Neither the 1930 British version of this film nor the German version (shot simultaneously but only released in 1931) are very good. According to one reviewer the Germans would have liked more changes and this I can well believe. Hitchcock, who had learned most of what he knew from German film-makers really does not take advantage of the opportunity to be more adventurous in his cinematography and mise en scène in the way that marks the films of the great German directors up to this time (a golden age soon alas to be robbed of its glitter by the folly and philistinism of one Herr Hitler). Using German technical skills, he could have made a much superior version of this film.
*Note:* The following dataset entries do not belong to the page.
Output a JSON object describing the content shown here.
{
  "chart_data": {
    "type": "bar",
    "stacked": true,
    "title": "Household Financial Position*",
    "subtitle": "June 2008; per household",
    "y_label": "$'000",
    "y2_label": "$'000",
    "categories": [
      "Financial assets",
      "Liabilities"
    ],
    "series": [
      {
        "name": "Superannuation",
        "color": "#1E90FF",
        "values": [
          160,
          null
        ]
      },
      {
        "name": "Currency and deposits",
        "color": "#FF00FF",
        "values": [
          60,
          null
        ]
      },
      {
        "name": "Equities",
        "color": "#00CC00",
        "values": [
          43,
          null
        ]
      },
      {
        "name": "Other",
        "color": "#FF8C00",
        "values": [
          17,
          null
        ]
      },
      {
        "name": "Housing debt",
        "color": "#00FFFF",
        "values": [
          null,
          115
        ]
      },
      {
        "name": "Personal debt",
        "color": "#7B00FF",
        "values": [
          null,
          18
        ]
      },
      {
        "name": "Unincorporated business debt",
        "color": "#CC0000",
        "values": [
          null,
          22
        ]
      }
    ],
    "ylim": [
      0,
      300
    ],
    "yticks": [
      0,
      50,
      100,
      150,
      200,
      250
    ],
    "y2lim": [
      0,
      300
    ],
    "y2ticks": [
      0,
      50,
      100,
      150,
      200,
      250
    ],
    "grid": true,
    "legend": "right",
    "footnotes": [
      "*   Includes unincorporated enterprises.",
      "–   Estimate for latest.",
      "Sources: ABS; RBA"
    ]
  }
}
Some changes the Germans did get. The British version is very seriously by the extremely unpleasant racist and homophobic tone of its conclusion (the villain being very clearly marked as a half-caste pansy to be ostracised on both accounts). As, to my astonishment - how protective people are of their icons! - only one reviewer to date seems to have pointed out, these unpleasant elements are removed in the German version. The character still works as an acrobat en travesti but the notion that he is homosexual (derived from the Dane novel) is hardly there at all and his motive for murder is no longer to conceal that he had "black blood" as in the English version (a notion that did not horrify the German public who, even under Hitler and whatever Hitler may have thought of it, gave a hugely warm and enthusiastic welcome to the athlete Jesse Owens five years later as Owens himself would testify sardonically on his return to a segregated USA. In this version Fane is simply an ex-convict wishing to conceal his criminal past.
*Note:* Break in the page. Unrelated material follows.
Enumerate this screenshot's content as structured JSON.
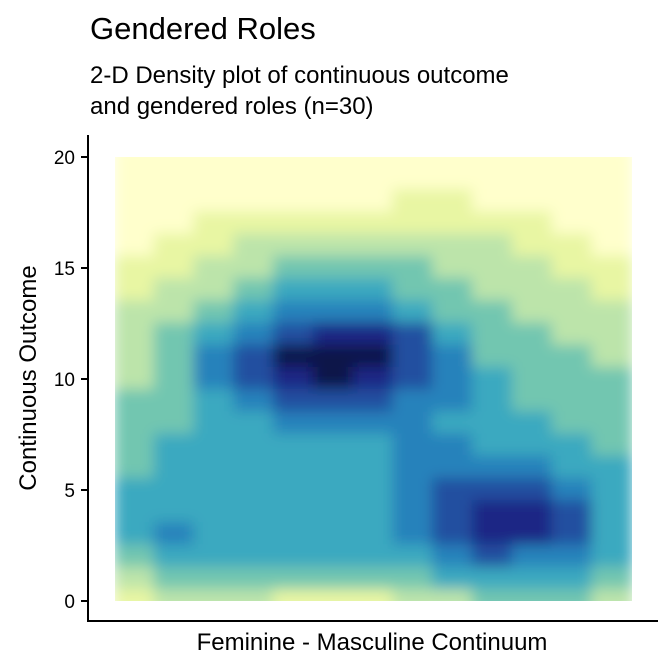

It is easy to read history backwards in the manner of the egregious Siegfried Kracauer and forget that the Weimar period in Germany was in fact notable for its broad-mindedness (films treating homosexuality with sympathy such as Oswald's Anders als die Andern - which is also a plea for a change in the law - Dreyer's Michaêl or Dieterle's Geschlecht in Fesseln simply could not have been made at all in Britain at this time) and its multiculturalism. When the anti-semitic British short-story Saki had imagined a German invasion of Britain in his 1913 novel When William Came, what he feared most was not militarism or autocracy but the spread of a "cosmopolitan" culture (typically a euphemism for "jew" at the time) that would undermine the British identity.
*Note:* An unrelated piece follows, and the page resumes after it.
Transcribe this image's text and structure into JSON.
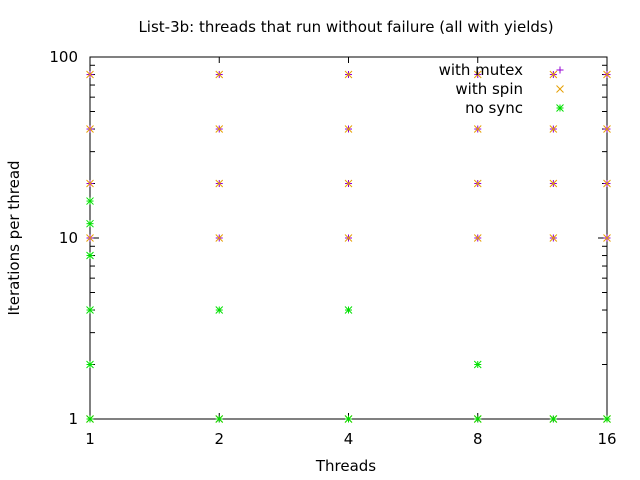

Regarding Hitchcock and race, how many African American faces can you recall seeing in all the films that "the Master" made in the US, a period that included the life and death of Martin Luther King, the Civil Right movement, the Johnsonian legislation that transformed US society, the heyday of Mohamed Ali, the Black Panther movement?

So these important changes to this film are a reminder that as late as 1931 racism and homophobia that was perfectly acceptable in Britain was considered inappropriate in Germany. Two years later, alas, and both German state and cinema would be in the hands of suicidal and homicidal fanatics. Quel gachis!